The grey Lalaurie mansion is huge; it’s 11,000 sq ft. and has 40 rooms! The building is inextricably linked to Delphine Lalaurie, a beautiful red head with a fiery temper. When she was 20 years old, she apparently married an older man, a Spanish royal officer. He died four years later in “mysterious circumstances”. Her second husband was also older and he, too, died “mysteriously” some years years later. In 1825, she married a much younger man, Dr Louis Lalaurie. It is said he was the love of her life…and so he lived.

The Lalauries were long suspected of ill-treating their slaves but no one was able to prove anything. One story was that Leah, a twelve year old girl, died falling off the roof trying to escape punishment. Her crime? Pulling on a snag while combing Delphine’s hair.

In 1834, a fire broke out at the mansion. When the fire was put out, firemen found an old woman shackled to the stove in the kitchen. She confessed to setting the fire in a suicide attempt as she did not want to be punished for a ‘misdeed’. She also directed the firemen to a particular locked room within the house. Inside that room was a veritable chamber of horrors: a woman with her mouth sewn shut with human feces inside, two men forced to stand on tiptoes by a rope around their necks, a 3x3x3 box containing a woman with bones broken to fit… Today, no one knows what is true and what is exaggeration. But ultimately, Delphine Lalaurie was highly likely a serial killer with a fetish for torture. Unfortunately, she escaped to Paris and lived the rest of her days there.

John and Wayne Carter

Did you think that NOLA only had ghosts? Silly you! Of course there were (are?) vampires! In the 1930s, the Carter brothers were executed. Their crime? Serial killing with a twist: vampirism. In the early 1930s, a young girl escaped from their French Quarter apartment spilling tales of being drained of her blood. The slashes on her wrists apparently were enough to make her story worth checking out. Upon arrival, the police found over a dozen dead bodies and four people tied to chairs – all steadily bleeding into cups: the Carter brothers’ liquid dinner. The brothers were ultimately captured and eventually executed. Not long after their burial, it was discovered that their bodies were no longer in their vault. They were gone. Dun dun duuuunnnn!

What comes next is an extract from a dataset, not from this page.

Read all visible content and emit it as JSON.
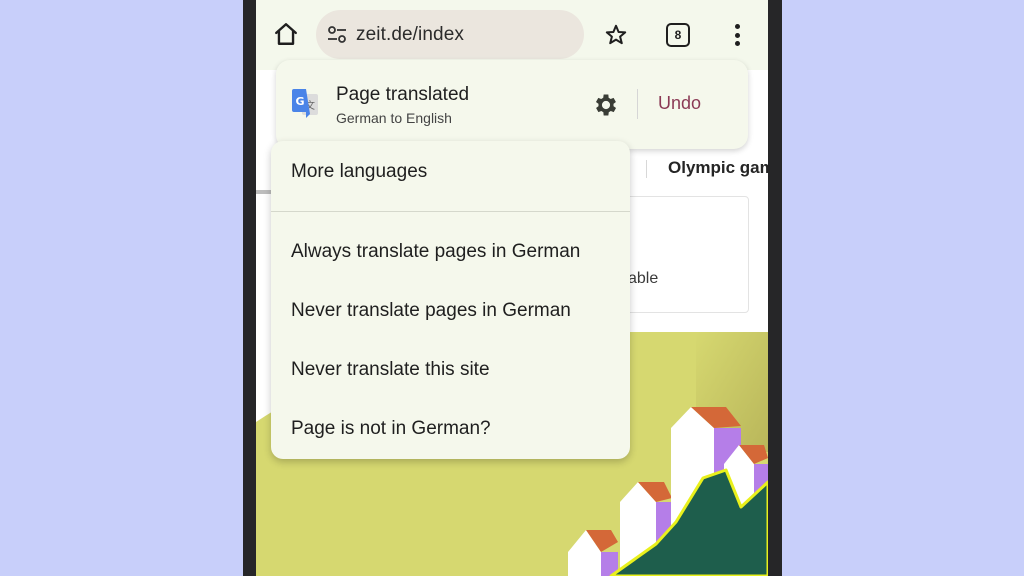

Guess what? The story does not end there. In vampire lore, if you are drained seven times, that is how you become a vampire yourself. One of the women who was rescued had been drained “about that many times” (maybe she lost count?) so she reportedly checked herself into a mental institution and refused to leave (who the hell wants to be in a mental institution in the 1930s???). One of the men who was rescued had been drained 11 times. He, apparently, went on to commit 33 murders and drank his victims’ blood. Right.

Do I recommend French Quarter Phantoms?

I definitely enjoyed my tour with this company. Dartanya kept our group entertained and her love of NOLA seeped into everything she said. The Ghost and Vampire tour is the one I recommend but French Quarter Phantoms’ has other tours as well. We stayed within the confines of the French Quarter and it was only about one mile of walking! Maybe there is some credence to the claim that New Orleans is the most haunted city in America if such a small area has enough stories to fill two hours!

The supernatural is very much a part of New Orleans so why not take a ghost tour? Even a skeptic like me had a great evening – true or not, at the very least, the stories were all gruesomely entertaining!

Please note, I did receive a discount on my tour; however, all opinions in this post are my own and are my honest feelings.